Input Knowledge Required
To fully understand this message, one needs familiarity with several domains. The SSH ControlMaster and ControlPersist options — the existing code used ControlPersist=120 to reuse SSH connections, but this only helps after the first connection is established. The Go os/exec package and its interaction with context.Context — the fix required importing the context package and wrapping command execution. The vast.ai instance lifecycle — understanding why cuzk-status polling is necessary and why target hosts might be slow. The systemd service management commands — systemctl stop/start and the --since flag on journalctl. And crucially, the architecture of the vast-manager itself — that it serves as an HTTP proxy to SSH into remote instances for health checks.
Output Knowledge Created
This message creates several pieces of knowledge. First, it confirms that the fix compiles and deploys successfully — the build in [msg 4550] succeeded, and the deployment in this message confirms runtime correctness. Second, it establishes a baseline for UI and API response times (1.3ms and 12.6ms respectively) that can be used for future performance monitoring. Third, it documents the startup sequence in the journal, providing a forensic record for future debugging. Fourth, it validates the hypothesis that the SSH pile-up was the root cause — if the UI remains stable after this deployment, the hypothesis is confirmed.
The Broader Pattern
This message exemplifies a pattern that recurs throughout the opencode session: the assistant builds features rapidly, encounters production failures, diagnoses them with system-level debugging, and deploys surgical fixes with rigorous verification.

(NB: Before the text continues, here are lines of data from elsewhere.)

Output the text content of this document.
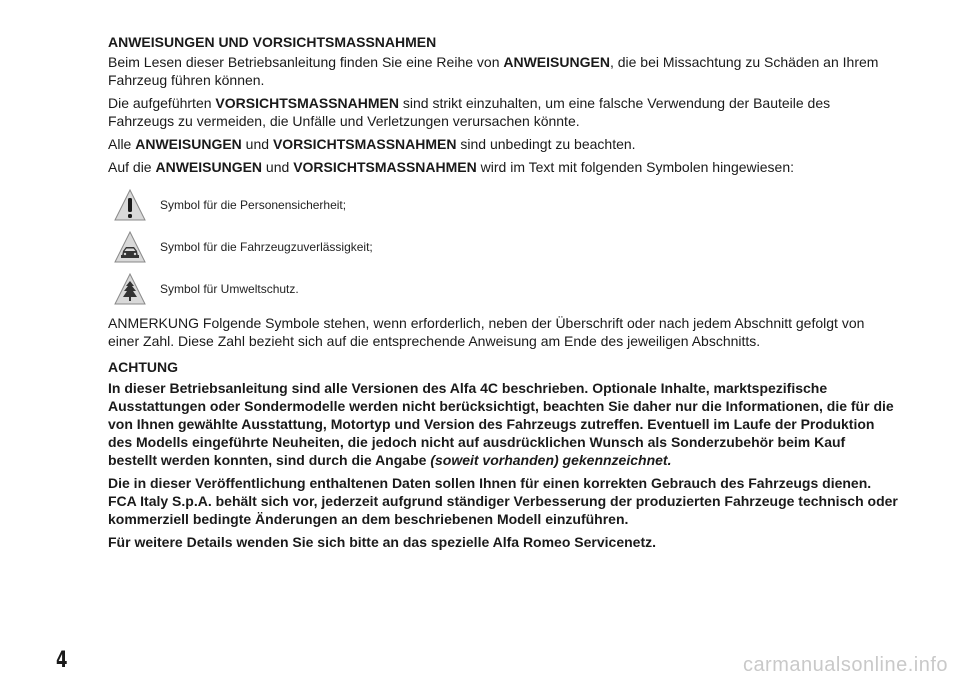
ANWEISUNGEN UND VORSICHTSMASSNAHMEN

Beim Lesen dieser Betriebsanleitung finden Sie eine Reihe von ANWEISUNGEN, die bei Missachtung zu Schäden an Ihrem Fahrzeug führen können.

Die aufgeführten VORSICHTSMASSNAHMEN sind strikt einzuhalten, um eine falsche Verwendung der Bauteile des Fahrzeugs zu vermeiden, die Unfälle und Verletzungen verursachen könnte.

Alle ANWEISUNGEN und VORSICHTSMASSNAHMEN sind unbedingt zu beachten.

Auf die ANWEISUNGEN und VORSICHTSMASSNAHMEN wird im Text mit folgenden Symbolen hingewiesen:

Symbol für die Personensicherheit;
Symbol für die Fahrzeugzuverlässigkeit;
Symbol für Umweltschutz.

ANMERKUNG Folgende Symbole stehen, wenn erforderlich, neben der Überschrift oder nach jedem Abschnitt gefolgt von einer Zahl. Diese Zahl bezieht sich auf die entsprechende Anweisung am Ende des jeweiligen Abschnitts.

ACHTUNG

In dieser Betriebsanleitung sind alle Versionen des Alfa 4C beschrieben. Optionale Inhalte, marktspezifische Ausstattungen oder Sondermodelle werden nicht berücksichtigt, beachten Sie daher nur die Informationen, die für die von Ihnen gewählte Ausstattung, Motortyp und Version des Fahrzeugs zutreffen. Eventuell im Laufe der Produktion des Modells eingeführte Neuheiten, die jedoch nicht auf ausdrücklichen Wunsch als Sonderzubehör beim Kauf bestellt werden konnten, sind durch die Angabe (soweit vorhanden) gekennzeichnet.

Die in dieser Veröffentlichung enthaltenen Daten sollen Ihnen für einen korrekten Gebrauch des Fahrzeugs dienen. FCA Italy S.p.A. behält sich vor, jederzeit aufgrund ständiger Verbesserung der produzierten Fahrzeuge technisch oder kommerziell bedingte Änderungen an dem beschriebenen Modell einzuführen.

Für weitere Details wenden Sie sich bitte an das spezielle Alfa Romeo Servicenetz.

4	carmanualsonline.info
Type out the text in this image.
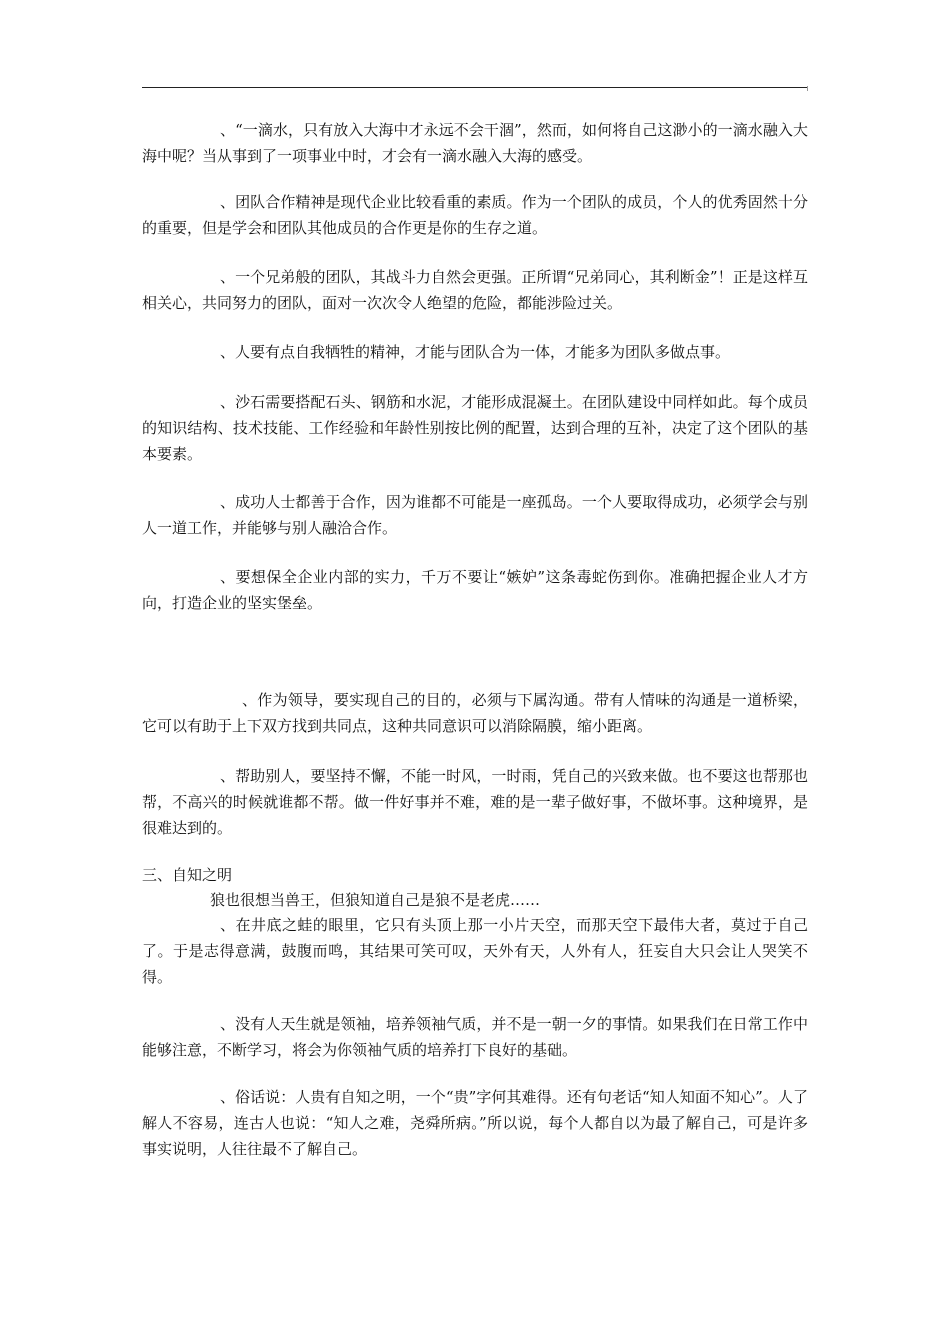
、“一滴水，只有放入大海中才永远不会干涸”，然而，如何将自己这渺小的一滴水融入大海中呢？当从事到了一项事业中时，才会有一滴水融入大海的感受。

、团队合作精神是现代企业比较看重的素质。作为一个团队的成员，个人的优秀固然十分的重要，但是学会和团队其他成员的合作更是你的生存之道。

、一个兄弟般的团队，其战斗力自然会更强。正所谓“兄弟同心，其利断金”！正是这样互相关心，共同努力的团队，面对一次次令人绝望的危险，都能涉险过关。

、人要有点自我牺牲的精神，才能与团队合为一体，才能多为团队多做点事。

、沙石需要搭配石头、钢筋和水泥，才能形成混凝土。在团队建设中同样如此。每个成员的知识结构、技术技能、工作经验和年龄性别按比例的配置，达到合理的互补，决定了这个团队的基本要素。

、成功人士都善于合作，因为谁都不可能是一座孤岛。一个人要取得成功，必须学会与别人一道工作，并能够与别人融洽合作。

、要想保全企业内部的实力，千万不要让“嫉妒”这条毒蛇伤到你。准确把握企业人才方向，打造企业的坚实堡垒。

、作为领导，要实现自己的目的，必须与下属沟通。带有人情味的沟通是一道桥梁，它可以有助于上下双方找到共同点，这种共同意识可以消除隔膜，缩小距离。

、帮助别人，要坚持不懈，不能一时风，一时雨，凭自己的兴致来做。也不要这也帮那也帮，不高兴的时候就谁都不帮。做一件好事并不难，难的是一辈子做好事，不做坏事。这种境界，是很难达到的。

三、自知之明

狼也很想当兽王，但狼知道自己是狼不是老虎……

、在井底之蛙的眼里，它只有头顶上那一小片天空，而那天空下最伟大者，莫过于自己了。于是志得意满，鼓腹而鸣，其结果可笑可叹，天外有天，人外有人，狂妄自大只会让人哭笑不得。

、没有人天生就是领袖，培养领袖气质，并不是一朝一夕的事情。如果我们在日常工作中能够注意，不断学习，将会为你领袖气质的培养打下良好的基础。

、俗话说：人贵有自知之明，一个“贵”字何其难得。还有句老话“知人知面不知心”。人了解人不容易，连古人也说：“知人之难，尧舜所病。”所以说，每个人都自以为最了解自己，可是许多事实说明，人往往最不了解自己。
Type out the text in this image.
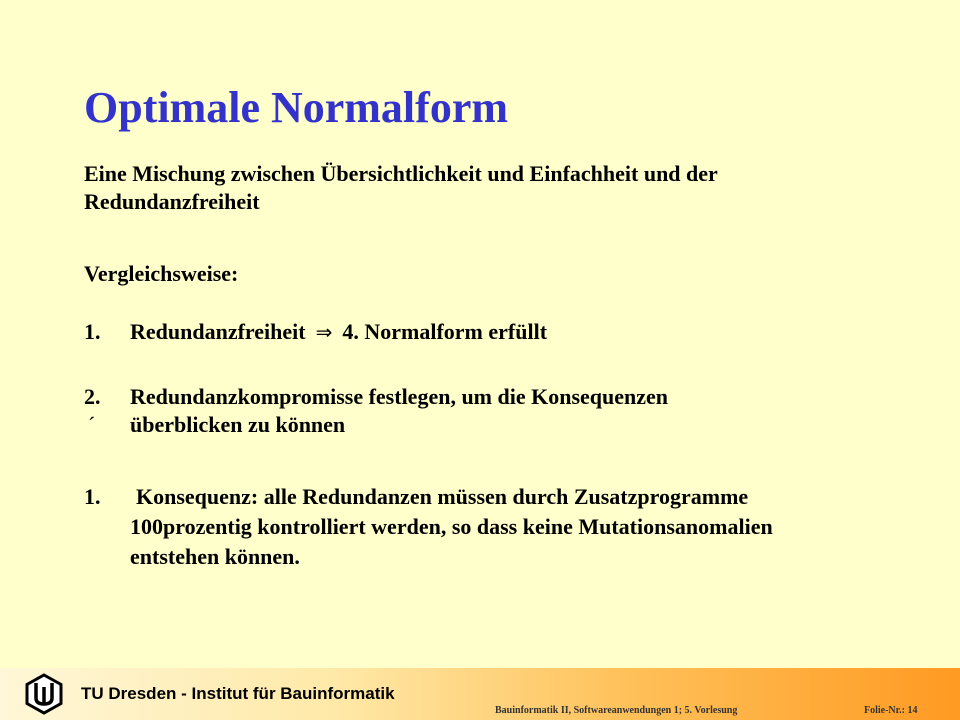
Optimale Normalform
Eine Mischung zwischen Übersichtlichkeit und Einfachheit und der
Redundanzfreiheit
Vergleichsweise:
1. Redundanzfreiheit ⇒ 4. Normalform erfüllt
2. Redundanzkompromisse festlegen, um die Konsequenzen
´ überblicken zu können
1. Konsequenz: alle Redundanzen müssen durch Zusatzprogramme
100prozentig kontrolliert werden, so dass keine Mutationsanomalien
entstehen können.
TU Dresden - Institut für Bauinformatik
Bauinformatik II, Softwareanwendungen 1; 5. Vorlesung	Folie-Nr.: 14
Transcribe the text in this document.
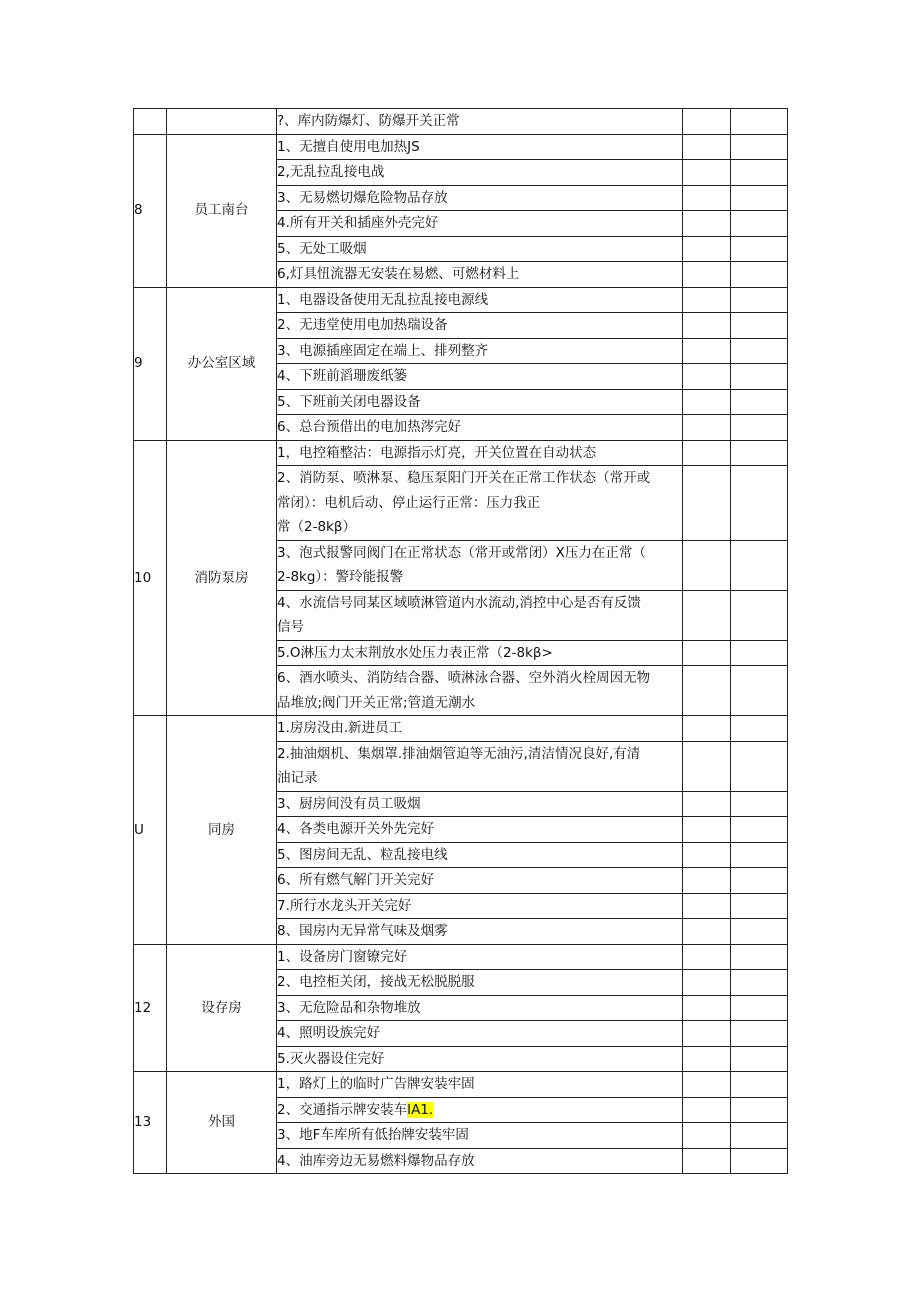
		?、库内防爆灯、防爆开关正常		
8	员工南台	1、无擅自使用电加热JS		
		2,无乱拉乱接电战		
		3、无易燃切爆危险物品存放		
		4.所有开关和插座外壳完好		
		5、无处工吸烟		
		6,灯具忸流器无安装在易燃、可燃材料上		
9	办公室区域	1、电器设备使用无乱拉乱接电源线		
		2、无违堂使用电加热瑞设备		
		3、电源插座固定在端上、排列整齐		
		4、下班前滔珊废纸篓		
		5、下班前关闭电器设备		
		6、总台预借出的电加热涔完好		
10	消防泵房	1，电控箱整沽：电源指示灯亮，开关位置在自动状态		

		2、消防泵、喷淋泵、稳压泵阳门开关在正常工作状态（常开或
常闭）：电机后动、停止运行正常：压力我正
常（2-8kβ）		

		3、泡式报警同阀门在正常状态（常开或常闭）X压力在正常（
2-8kg）：警玲能报警		

		4、水流信号同某区域喷淋管道内水流动,消控中心是否有反馈
信号		

		5.O淋压力太末荆放水处压力表正常（2-8kβ>		

		6、酒水喷头、消防结合器、喷淋泳合器、空外消火栓周因无物
品堆放;阀门开关正常;管道无潮水		

U	同房	1.房房没由.新进员工		

		2.抽油烟机、集烟罩.排油烟管迫等无油污,清洁情况良好,有清
油记录		

		3、厨房间没有员工吸烟		
		4、各类电源开关外先完好		
		5、图房间无乱、粒乱接电线		
		6、所有燃气解门开关完好		
		7.所行水龙头开关完好		
		8、国房内无异常气味及烟雾		
12	设存房	1、设备房门窗镣完好		
		2、电控柜关闭，接战无松脱脱服		
		3、无危险品和杂物堆放		
		4、照明设族完好		
		5.灭火器设住完好		
13	外国	1，路灯上的临时广告牌安装牢固		
		2、交通指示牌安装车IA1.		
		3、地F车库所有低抬牌安装牢固		
		4、油库旁边无易燃料爆物品存放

The SSH pile-up bug was not a logic error or a data race — it was a resource leak caused by unbounded concurrent operations. The fix was not to reduce concurrency or add a mutex, but to bound the lifetime of each operation. It's a lesson in defensive systems design: every operation that touches an external resource must have a hard deadline, because external resources are the one thing you cannot control.
The message also reveals the assistant's operational maturity. The deployment script includes verification steps that test not just that the service starts, but that it actually serves requests with acceptable latency. This is the difference between "deploying" and "delivering" — the former pushes code, the latter ensures the system works for its users.